En 2005, les légumes entrent subitement dans la liste, sans crier gare. C’est le résultat de l’alignement de la Suisse sur la réglementation européenne dans le cadre des Accords de libre-échange. En réalité, le catalogue suisse ne contient aucune espèce de légumes. Ces derniers sont en effet tous inscrits dans le répertoire équivalent européen. Mais comme il existe une reconnaissance mutuelle automatique des catalogues, il n’a même pas semblé nécessaire d’effectuer un «copier-coller» de l’un à l’autre.
En 2010, les autorités ont ouvert une sorte de soupape en autorisant la vente et l’utilisation des variétés dites de niche sans que celles-ci soient nécessairement inscrites au catalogue. Il s’agit de variétés anciennes et rares, souvent mieux adaptées aux conditions locales d’une région. Dans le cas présent, toutefois, ce n’est pas la circulation mais la culture qui est réglementée, puisque la production d’une de ces variétés de niche ne peut dépasser 0,1% (en surface ou en quantité, selon les cas) de celle de toute l’espèce à laquelle elle appartient.

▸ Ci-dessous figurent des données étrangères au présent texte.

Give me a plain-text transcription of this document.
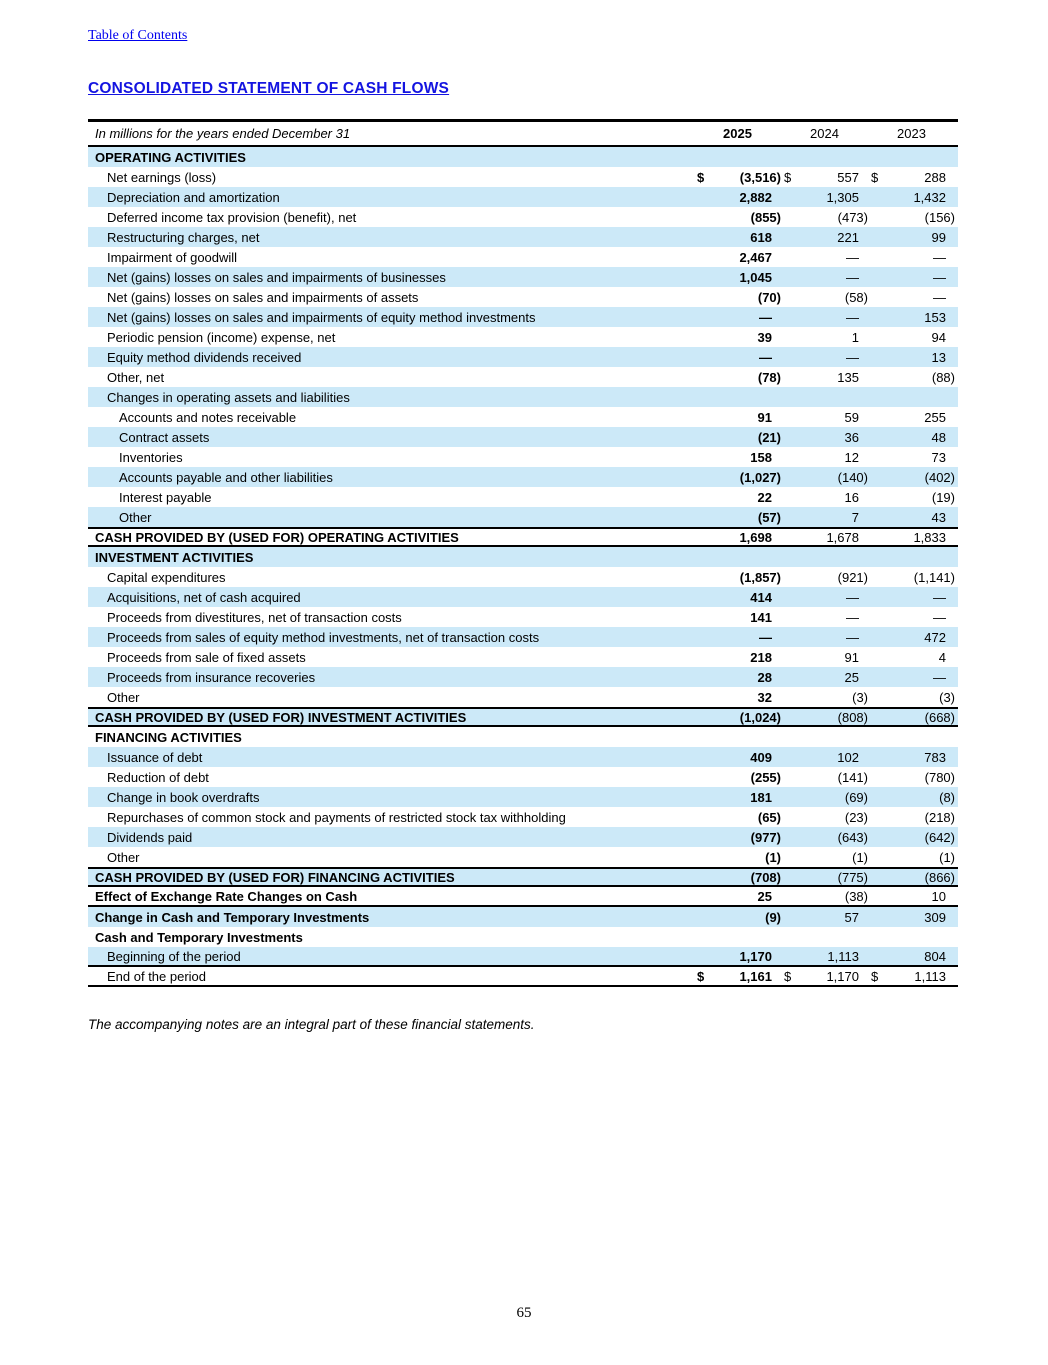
Table of Contents
CONSOLIDATED STATEMENT OF CASH FLOWS
In millions for the years ended December 31	2025	2024	2023
OPERATING ACTIVITIES
Net earnings (loss)	$	(3,516) $	557 $	288
Depreciation and amortization	2,882	1,305	1,432
Deferred income tax provision (benefit), net	(855)	(473)	(156)
Restructuring charges, net	618	221	99
Impairment of goodwill	2,467	—	—
Net (gains) losses on sales and impairments of businesses	1,045	—	—
Net (gains) losses on sales and impairments of assets	(70)	(58)	—
Net (gains) losses on sales and impairments of equity method investments	—	—	153
Periodic pension (income) expense, net	39	1	94
Equity method dividends received	—	—	13
Other, net	(78)	135	(88)
Changes in operating assets and liabilities
Accounts and notes receivable	91	59	255
Contract assets	(21)	36	48
Inventories	158	12	73
Accounts payable and other liabilities	(1,027)	(140)	(402)
Interest payable	22	16	(19)
Other	(57)	7	43
CASH PROVIDED BY (USED FOR) OPERATING ACTIVITIES	1,698	1,678	1,833
INVESTMENT ACTIVITIES
Capital expenditures	(1,857)	(921)	(1,141)
Acquisitions, net of cash acquired	414	—	—
Proceeds from divestitures, net of transaction costs	141	—	—
Proceeds from sales of equity method investments, net of transaction costs	—	—	472
Proceeds from sale of fixed assets	218	91	4
Proceeds from insurance recoveries	28	25	—
Other	32	(3)	(3)
CASH PROVIDED BY (USED FOR) INVESTMENT ACTIVITIES	(1,024)	(808)	(668)
FINANCING ACTIVITIES
Issuance of debt	409	102	783
Reduction of debt	(255)	(141)	(780)
Change in book overdrafts	181	(69)	(8)
Repurchases of common stock and payments of restricted stock tax withholding	(65)	(23)	(218)
Dividends paid	(977)	(643)	(642)
Other	(1)	(1)	(1)
CASH PROVIDED BY (USED FOR) FINANCING ACTIVITIES	(708)	(775)	(866)
Effect of Exchange Rate Changes on Cash	25	(38)	10
Change in Cash and Temporary Investments	(9)	57	309
Cash and Temporary Investments
Beginning of the period	1,170	1,113	804
End of the period	$	1,161 $	1,170 $	1,113
The accompanying notes are an integral part of these financial statements.
65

« Philosophiquement, nous aurions préféré que cette limite n’existe pas, estime Denise Gautier, porte-parole de ProSpecieRara, une association qui milite pour la préservation en Suisse de la diversité génétique et historico-culturelle des plantes cultivées et des animaux de rente. Mais dans les faits, elle ne nous pose pas de problèmes puisque aucune des variétés de niche ne l’atteint, même de loin. Nous sommes surtout très contents d’avoir pu bénéficier d’une exception qui a été obtenue grâce à un travail de concertation avec l’Office fédéral de l’agriculture. Une exception qui n’existe pas dans la réglementation de l’Union européenne.»
Cet article est paru dans le journal Le Courrier, dont nous avons obtenu la permission de le republier ici.